379 CAL 54g CARBS 7g FAT 25g PROTEIN 8

Sausage and peppers is one of my favorite ball game treats. However, I'm not always at a ball game and I'll find myself sometimes during the week wanting this dish, but in a heartier version than just a simple sandwich.

Enter, this Sausage and Pepper Pasta Shells dish. The recipe was inspired by those ballpark peppers and sausage flavors, but of course, turned into an easy (but very flavorful) pasta dish. My version is made with turkey sausage, peppers, sweet onion, mushrooms, and fire roasted tomatoes.

The best part about this dish is that you can use any type of pasta you like. However, I have to say that I love the shell-shaped pasta the most for this recipe since their pockets will fill with the sausage and tomato goodness, which makes them sandwich-like, in a way!

Pasta with sausage and peppers in two bowls with sliced peppers, mushrooms, turkey sausage, and garlic.

How do you make Sausage and Pepper Pasta Shells?

Making this dish is just about as easy as putting together a sandwich, I promise!

First, cook the pasta according to package directions, then drain and set aside.

Next, add the sausage to a skillet and brown until there's no more pink meat over medium heat. Take the sausage out of the skillet and set it aside.

To the same skillet, add the peppers, onions, and mushrooms, cooking them down for about 5-7 minutes or until tender. Add a tablespoon of water or two if they are starting to burn.

To the veggie mixture, add garlic, red pepper flakes, salt, pepper, and oregano, cooking for an additional minute. Then, add in the tomatoes and their juice and the pasta, letting them cook for 1-2 minutes or until everything is thoroughly heated through. Top with basil if desired and serve!

What makes this dish healthy?

  • High fiber pasta helps you get an extra dose of fiber and makes the pasta a little healthier than traditional white pasta.
  • Lean turkey sausage is delicious and nutritious — packed full of protein, low in fat and calories when compared to your typical Italian sausage.
  • Green peppers, like all bell peppers, are chock full of vitamins like C, A, B6 and K. They are also high in carotenoids and fiber.
  • Mushrooms are full of pantothenic acid, B vitamins, riboflavin, and niacin. They are also great for your digestive system and give a great meaty taste to lots of dishes if you want to skip the meat.
  • Sweet onions, like most onions, are not only flavorful, they are full of fiber and folic acid. Raw onions also are low in calories, and can help keep your heart and cardiovascular systems healthy.
  • Garlic goes great with onions and also has a lot of antibiotic and antioxidative properties. It has also been shown to lower cholesterol and regulate blood sugar levels.
  • Spices such as oregano, red pepper flakes, and pepper add lots of flavor without any additional calories or fat. Spicy ingredients like red pepper flakes can also have heart benefits and can promote weight loss as well.
  • Tomatoes are high in the cancer-fighting compound lycopene. Lycopene has also been linked to reducing incidences of heart disease as well as cancer. Tomatoes are also a great source of potassium, folate, and vitamins C and K.
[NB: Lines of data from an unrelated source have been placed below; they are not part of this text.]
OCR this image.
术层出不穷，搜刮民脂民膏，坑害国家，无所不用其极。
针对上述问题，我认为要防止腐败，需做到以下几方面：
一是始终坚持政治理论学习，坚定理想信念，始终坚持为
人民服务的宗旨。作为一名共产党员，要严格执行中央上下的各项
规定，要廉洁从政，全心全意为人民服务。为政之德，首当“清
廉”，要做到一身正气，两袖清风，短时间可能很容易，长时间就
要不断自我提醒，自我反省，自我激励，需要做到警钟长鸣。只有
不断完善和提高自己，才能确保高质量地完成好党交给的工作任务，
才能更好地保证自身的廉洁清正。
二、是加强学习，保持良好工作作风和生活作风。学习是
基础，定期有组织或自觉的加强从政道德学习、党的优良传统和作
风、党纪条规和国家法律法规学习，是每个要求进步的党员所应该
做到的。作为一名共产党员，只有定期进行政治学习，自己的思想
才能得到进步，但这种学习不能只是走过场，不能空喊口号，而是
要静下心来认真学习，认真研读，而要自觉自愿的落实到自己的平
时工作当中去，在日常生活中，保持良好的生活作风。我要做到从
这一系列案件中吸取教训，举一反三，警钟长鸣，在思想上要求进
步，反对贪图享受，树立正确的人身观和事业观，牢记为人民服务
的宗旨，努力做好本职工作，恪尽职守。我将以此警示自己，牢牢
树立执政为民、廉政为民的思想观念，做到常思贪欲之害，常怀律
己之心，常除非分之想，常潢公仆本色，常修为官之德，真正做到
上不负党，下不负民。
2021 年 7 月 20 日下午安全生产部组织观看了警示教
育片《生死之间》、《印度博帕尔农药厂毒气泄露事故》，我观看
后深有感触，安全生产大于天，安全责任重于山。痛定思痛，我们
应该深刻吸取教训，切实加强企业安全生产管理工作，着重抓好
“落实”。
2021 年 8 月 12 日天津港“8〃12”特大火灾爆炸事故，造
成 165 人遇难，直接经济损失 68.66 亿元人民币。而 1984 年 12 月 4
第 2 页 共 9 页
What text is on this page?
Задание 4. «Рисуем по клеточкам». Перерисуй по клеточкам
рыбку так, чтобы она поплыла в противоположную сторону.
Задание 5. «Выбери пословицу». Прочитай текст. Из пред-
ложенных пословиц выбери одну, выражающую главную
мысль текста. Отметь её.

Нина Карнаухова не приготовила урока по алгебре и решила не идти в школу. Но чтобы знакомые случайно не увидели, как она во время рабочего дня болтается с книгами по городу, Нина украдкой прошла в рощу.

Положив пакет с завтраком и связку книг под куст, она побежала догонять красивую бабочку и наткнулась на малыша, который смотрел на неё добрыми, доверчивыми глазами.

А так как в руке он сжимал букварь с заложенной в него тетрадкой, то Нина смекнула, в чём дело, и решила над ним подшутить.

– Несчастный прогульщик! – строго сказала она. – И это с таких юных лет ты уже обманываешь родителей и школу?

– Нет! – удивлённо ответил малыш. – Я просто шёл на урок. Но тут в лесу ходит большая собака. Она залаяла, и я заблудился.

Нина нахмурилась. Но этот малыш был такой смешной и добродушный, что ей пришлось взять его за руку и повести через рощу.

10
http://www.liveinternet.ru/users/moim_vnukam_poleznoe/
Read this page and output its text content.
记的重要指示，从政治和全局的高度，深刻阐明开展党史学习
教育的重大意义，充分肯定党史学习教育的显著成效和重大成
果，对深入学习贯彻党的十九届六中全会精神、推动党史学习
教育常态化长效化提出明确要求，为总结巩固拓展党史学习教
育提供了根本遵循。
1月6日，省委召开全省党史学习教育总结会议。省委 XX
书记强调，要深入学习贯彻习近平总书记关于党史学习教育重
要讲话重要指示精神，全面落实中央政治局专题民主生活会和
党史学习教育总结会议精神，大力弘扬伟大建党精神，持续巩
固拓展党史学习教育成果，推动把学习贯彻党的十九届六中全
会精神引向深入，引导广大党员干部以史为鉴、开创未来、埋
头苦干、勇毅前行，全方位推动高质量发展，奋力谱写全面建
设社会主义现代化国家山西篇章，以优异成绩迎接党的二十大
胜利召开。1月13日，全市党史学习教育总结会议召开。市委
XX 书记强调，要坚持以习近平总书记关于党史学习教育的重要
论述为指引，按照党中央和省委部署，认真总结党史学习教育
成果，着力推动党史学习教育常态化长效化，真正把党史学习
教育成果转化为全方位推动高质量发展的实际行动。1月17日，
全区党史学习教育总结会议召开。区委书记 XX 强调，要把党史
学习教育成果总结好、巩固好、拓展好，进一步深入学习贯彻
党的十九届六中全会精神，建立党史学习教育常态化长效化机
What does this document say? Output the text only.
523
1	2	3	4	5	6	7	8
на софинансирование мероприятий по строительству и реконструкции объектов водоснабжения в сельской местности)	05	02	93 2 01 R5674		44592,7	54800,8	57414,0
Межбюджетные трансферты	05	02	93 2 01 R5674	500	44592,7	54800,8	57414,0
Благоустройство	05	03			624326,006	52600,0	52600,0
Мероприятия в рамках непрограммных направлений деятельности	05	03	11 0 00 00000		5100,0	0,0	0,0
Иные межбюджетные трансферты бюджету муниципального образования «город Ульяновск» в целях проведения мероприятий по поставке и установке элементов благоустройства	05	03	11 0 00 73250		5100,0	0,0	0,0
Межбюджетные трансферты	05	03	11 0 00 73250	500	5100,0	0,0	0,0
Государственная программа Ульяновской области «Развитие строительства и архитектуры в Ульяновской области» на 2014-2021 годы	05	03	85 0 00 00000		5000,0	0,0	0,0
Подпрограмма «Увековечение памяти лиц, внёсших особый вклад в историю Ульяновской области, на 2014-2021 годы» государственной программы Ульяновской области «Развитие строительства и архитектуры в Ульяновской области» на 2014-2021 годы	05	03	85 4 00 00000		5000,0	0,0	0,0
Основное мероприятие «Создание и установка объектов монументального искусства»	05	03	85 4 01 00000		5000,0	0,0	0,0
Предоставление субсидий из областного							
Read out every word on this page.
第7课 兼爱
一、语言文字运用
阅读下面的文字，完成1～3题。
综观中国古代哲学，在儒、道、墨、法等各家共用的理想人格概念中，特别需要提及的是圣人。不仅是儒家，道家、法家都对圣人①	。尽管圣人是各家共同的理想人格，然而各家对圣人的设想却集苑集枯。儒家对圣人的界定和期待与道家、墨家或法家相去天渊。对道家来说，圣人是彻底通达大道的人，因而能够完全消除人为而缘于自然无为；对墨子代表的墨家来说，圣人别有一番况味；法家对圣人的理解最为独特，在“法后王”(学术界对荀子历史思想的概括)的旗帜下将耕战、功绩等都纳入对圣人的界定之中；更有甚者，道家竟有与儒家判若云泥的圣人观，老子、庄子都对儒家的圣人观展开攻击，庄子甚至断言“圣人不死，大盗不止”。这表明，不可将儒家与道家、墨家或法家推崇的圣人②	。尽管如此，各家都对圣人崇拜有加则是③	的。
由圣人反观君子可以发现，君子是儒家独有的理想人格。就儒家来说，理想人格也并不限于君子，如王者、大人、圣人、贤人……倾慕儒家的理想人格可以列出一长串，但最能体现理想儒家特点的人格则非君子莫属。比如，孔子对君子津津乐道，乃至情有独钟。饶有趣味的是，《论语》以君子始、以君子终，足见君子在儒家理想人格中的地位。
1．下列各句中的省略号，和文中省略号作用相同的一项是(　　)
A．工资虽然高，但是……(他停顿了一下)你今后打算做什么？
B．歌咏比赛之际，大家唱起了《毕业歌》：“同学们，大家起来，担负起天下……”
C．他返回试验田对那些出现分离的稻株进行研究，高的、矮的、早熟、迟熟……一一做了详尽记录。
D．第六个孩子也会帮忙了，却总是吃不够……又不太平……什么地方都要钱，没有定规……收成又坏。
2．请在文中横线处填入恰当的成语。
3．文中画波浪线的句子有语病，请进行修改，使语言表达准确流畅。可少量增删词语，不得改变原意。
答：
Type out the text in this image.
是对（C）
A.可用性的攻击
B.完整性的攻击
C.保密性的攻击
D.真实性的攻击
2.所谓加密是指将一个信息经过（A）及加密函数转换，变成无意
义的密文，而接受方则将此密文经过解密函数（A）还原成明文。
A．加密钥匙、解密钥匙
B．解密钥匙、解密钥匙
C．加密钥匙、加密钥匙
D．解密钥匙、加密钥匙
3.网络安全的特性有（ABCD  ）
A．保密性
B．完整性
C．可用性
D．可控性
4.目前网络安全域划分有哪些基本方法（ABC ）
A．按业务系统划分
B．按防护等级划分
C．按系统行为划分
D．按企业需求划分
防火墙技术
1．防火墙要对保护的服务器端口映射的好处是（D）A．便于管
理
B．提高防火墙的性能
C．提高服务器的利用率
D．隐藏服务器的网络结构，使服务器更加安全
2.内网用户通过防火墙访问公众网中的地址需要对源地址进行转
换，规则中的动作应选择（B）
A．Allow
Tips for Making Sausage and Pepper Pasta Shells

  • Do follow the package directions for cooking the pasta that you choose, as every pasta (and especially high-fiber, low-carb, or alternative pastas) could have varying directions.
  • To make this dish gluten-free, use gluten-free pasta. I like the Banza brand.
  • Some of my favorite Italian turkey sausage flavors include both sweet and hot Italian sausage, basil and feta, and apple varieties, if your grocer or specialty store carries them.
  • Other veggies you can add to this dish include shredded zucchini, spaghetti squash, or carrots, corn, or even chopped broccoli.
  • If you can't find fire-roasted tomatoes, you can use a can of plain diced tomatoes with a teaspoon of paprika added to them, sun dried tomatoes, or roast your own fresh tomatoes.

Sausage pasta with bell peppers, onions, and mushrooms with a garlic tomato sauce in a white bowl.

What sides go with Sausage and Pepper Pasta Shells?

  • This dish goes great with garlic bread, thinly sliced French bread, or dinner rolls.
  • I also like to add a veggie side to most dishes. With this one, I love a good amount of roasted broccoli or cauliflower, asparagus, or even green beans.
  • Whip up an easy side salad using whatever greens you have on hand. (If you're using kale, I recommend cutting it into ribbons and massaging a little bit of olive oil in it before adding it to your salad.) Top greens with more chopped veggies and a healthy vinaigrette.
  • Not feeling like doing all the chopping needed for a salad? Grab a bag of baby carrots and some low-cal ranch for an easy, healthy, crunchy side.

Looking for more healthy pasta dishes?

The Recipe
Sausage and pepper pasta with turkey sausage, bell peppers, onions, mushrooms, and tomato sauce in two bowls with garlic.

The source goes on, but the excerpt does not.